Saturday 14 December 2013

Focus on Metal Detectorists: An Imagined "Blunder"


Over on a metal detecting forum near you, one "Camo" (Forum Administrator) who appears to be a detectorist from Portland, Oregon with reading difficulties, tries ("Another Paul Barford Blunder") to explain his point. He refers to my post on the final resolution of the Flamenbaum case (the ins and outs of this blog has been following now for several years) and with a screeenshot of my text (presumably so readers of his forum do not follow a link back to my blog) asks:
"So What's all this about?"
He then answers his own question with a screenshot  (perhaps to show he read it) of the newspaper article to which I link:
"Here's the scoop…………" 
(scoop?) He then says mysteriously with apostrophe abuse:
"……..Personal agenda's will always surface".
Pardon?  The clue to this rather odd text seems to be in the comments underneath the American newspaper article where there is some superficial banter about this object going back to Iraq on the assumption that "Germany looted" the item from Iraq. If that is to what the metal detectorist is making reference, I suggest Camo, before accusing me of making ("another") "blunder" actually does a bit of reading and try to work out how and when this tablet entered the collection of a German museum and on what legal grounds it was returned by the US to that museum. The answer is just a few mouse-clicks away. There is no blunder. The object stolen from a German museum should have been returned years ago.

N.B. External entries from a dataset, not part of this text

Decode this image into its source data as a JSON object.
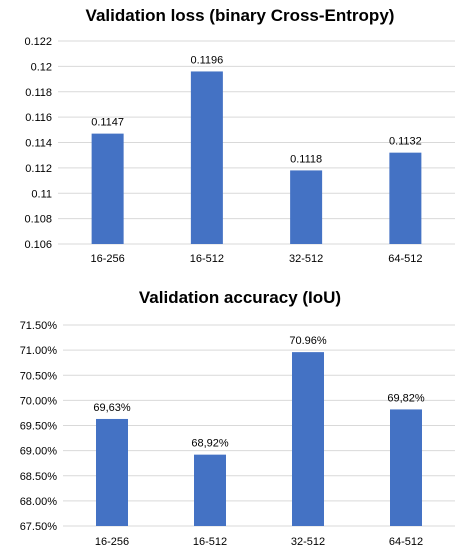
{
  "chart_data": [
    {
      "type": "bar",
      "title": "Validation loss (binary Cross-Entropy)",
      "xlabel": "",
      "ylabel": "",
      "categories": [
        "16-256",
        "16-512",
        "32-512",
        "64-512"
      ],
      "values": [
        0.1147,
        0.1196,
        0.1118,
        0.1132
      ],
      "data_labels": [
        "0.1147",
        "0.1196",
        "0.1118",
        "0.1132"
      ],
      "ylim": [
        0.106,
        0.122
      ],
      "yticks": [
        0.106,
        0.108,
        0.11,
        0.112,
        0.114,
        0.116,
        0.118,
        0.12,
        0.122
      ],
      "ytick_labels": [
        "0.106",
        "0.108",
        "0.11",
        "0.112",
        "0.114",
        "0.116",
        "0.118",
        "0.12",
        "0.122"
      ],
      "grid": true,
      "legend": "none",
      "bar_color": "#4472c4"
    },
    {
      "type": "bar",
      "title": "Validation accuracy (IoU)",
      "xlabel": "",
      "ylabel": "",
      "categories": [
        "16-256",
        "16-512",
        "32-512",
        "64-512"
      ],
      "values": [
        69.63,
        68.92,
        70.96,
        69.82
      ],
      "data_labels": [
        "69,63%",
        "68,92%",
        "70.96%",
        "69,82%"
      ],
      "ylim": [
        67.5,
        71.5
      ],
      "yticks": [
        67.5,
        68.0,
        68.5,
        69.0,
        69.5,
        70.0,
        70.5,
        71.0,
        71.5
      ],
      "ytick_labels": [
        "67.50%",
        "68.00%",
        "68.50%",
        "69.00%",
        "69.50%",
        "70.00%",
        "70.50%",
        "71.00%",
        "71.50%"
      ],
      "grid": true,
      "legend": "none",
      "bar_color": "#4472c4"
    }
  ]
}
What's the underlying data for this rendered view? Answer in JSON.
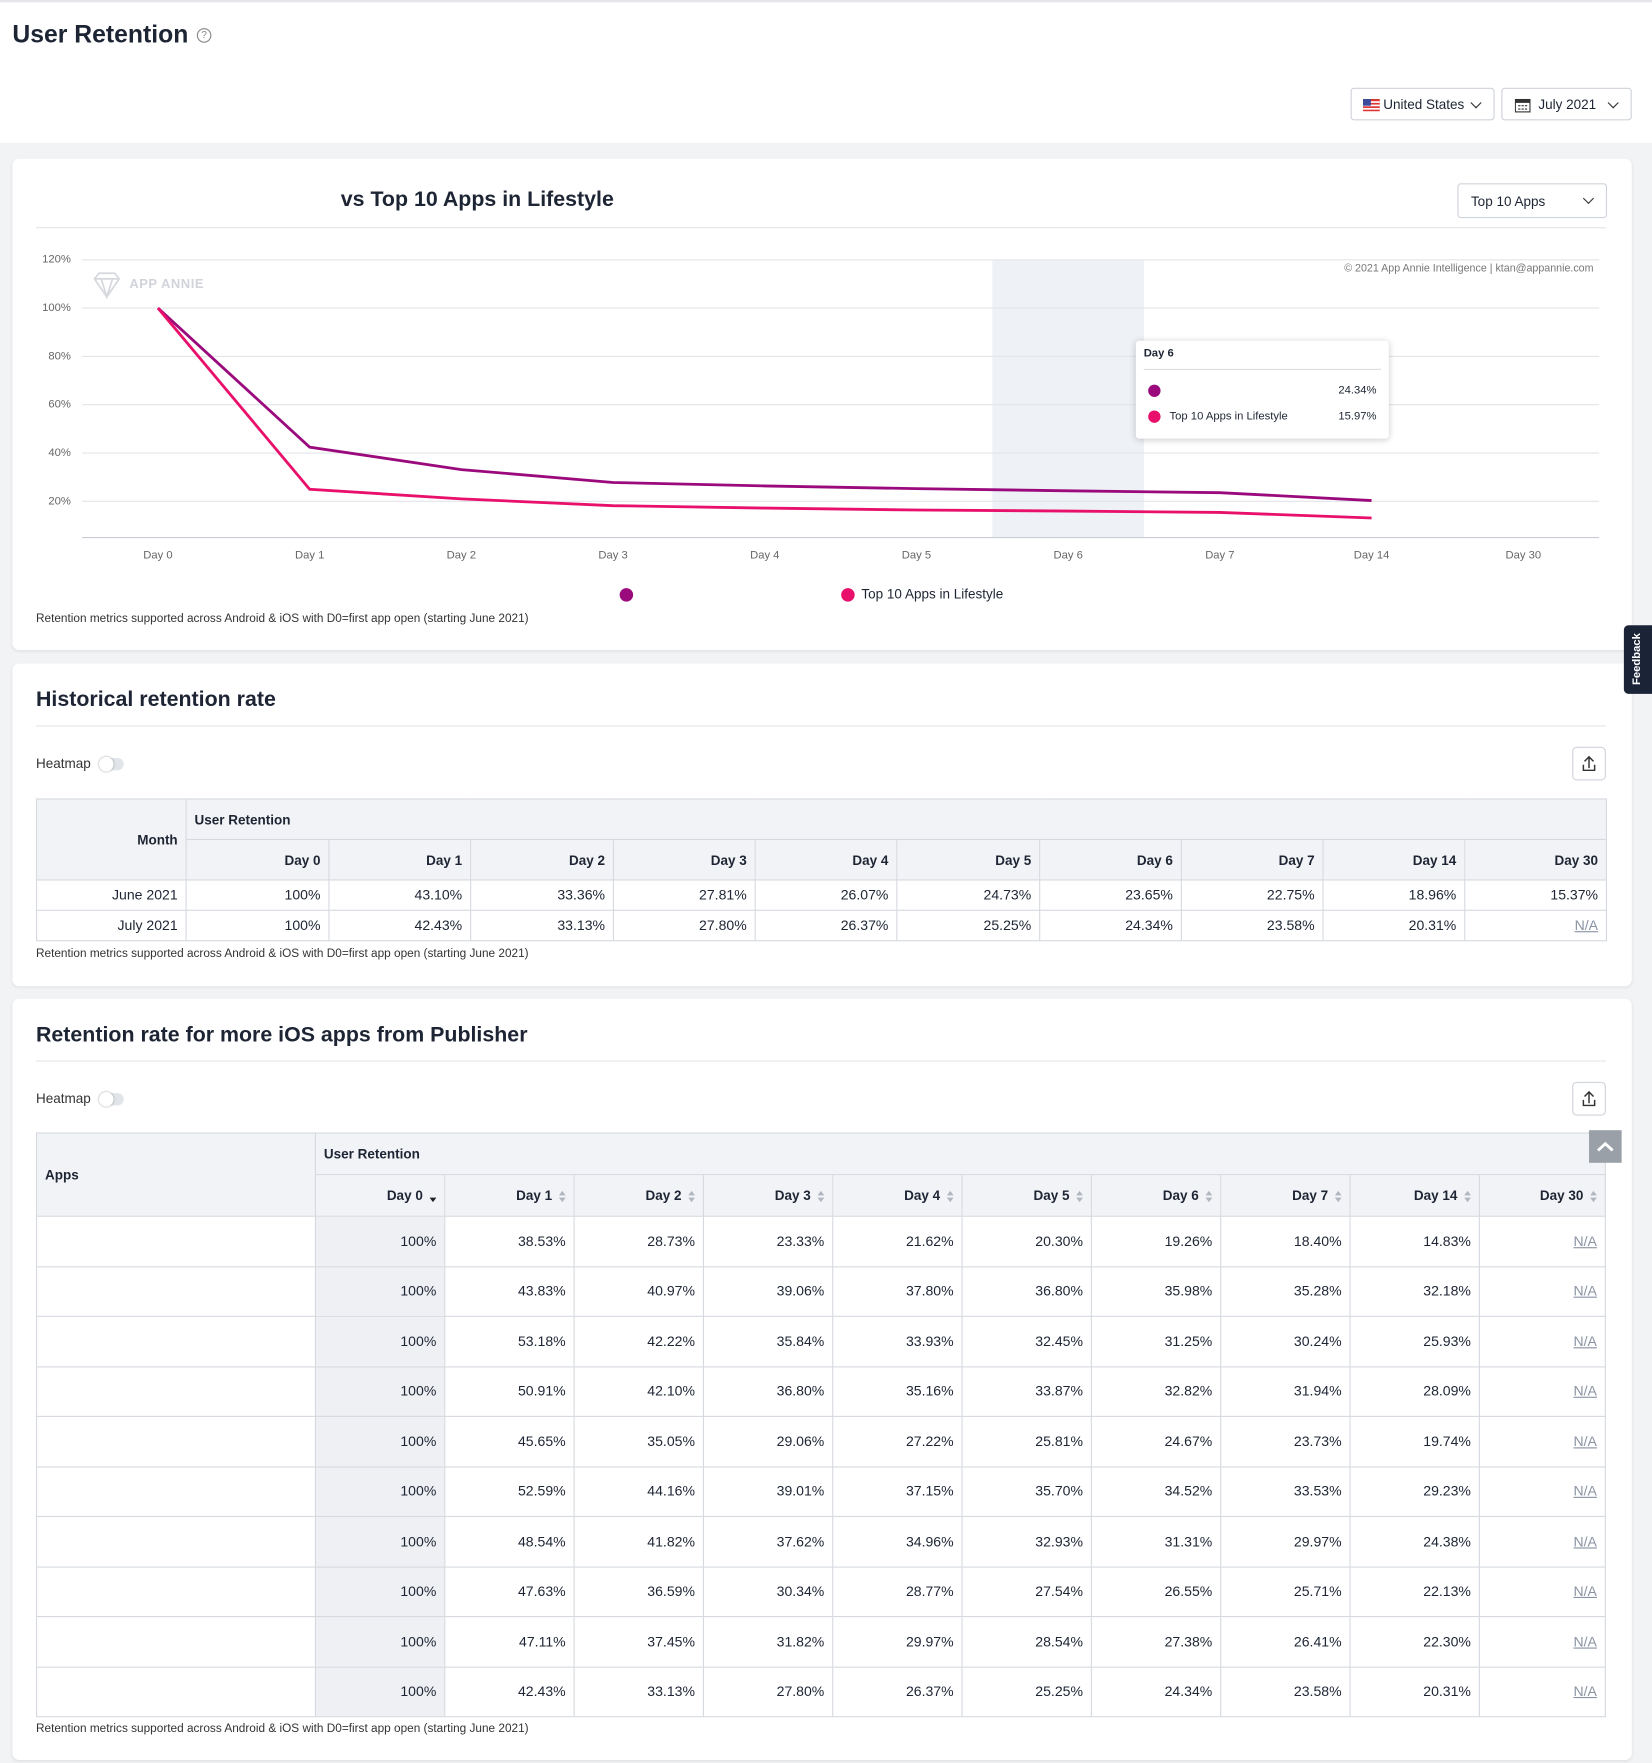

Is it not indicative that we see once again that the only interest of these people (allegedly only in it fer th' 'istry)  in such matters is as a chance to try and demonstrate an imagined "blunder' in the arguments of those that challenge current policies on artefact hunting and collecting? Show me a proper discussion of anything connected with this case or the Medici Archive, Kapoor, Syrian or Egyptian looting etc. etc. on a metal detecting forum or blog. I doubt there is a single one anywhere, which I think is rather telling.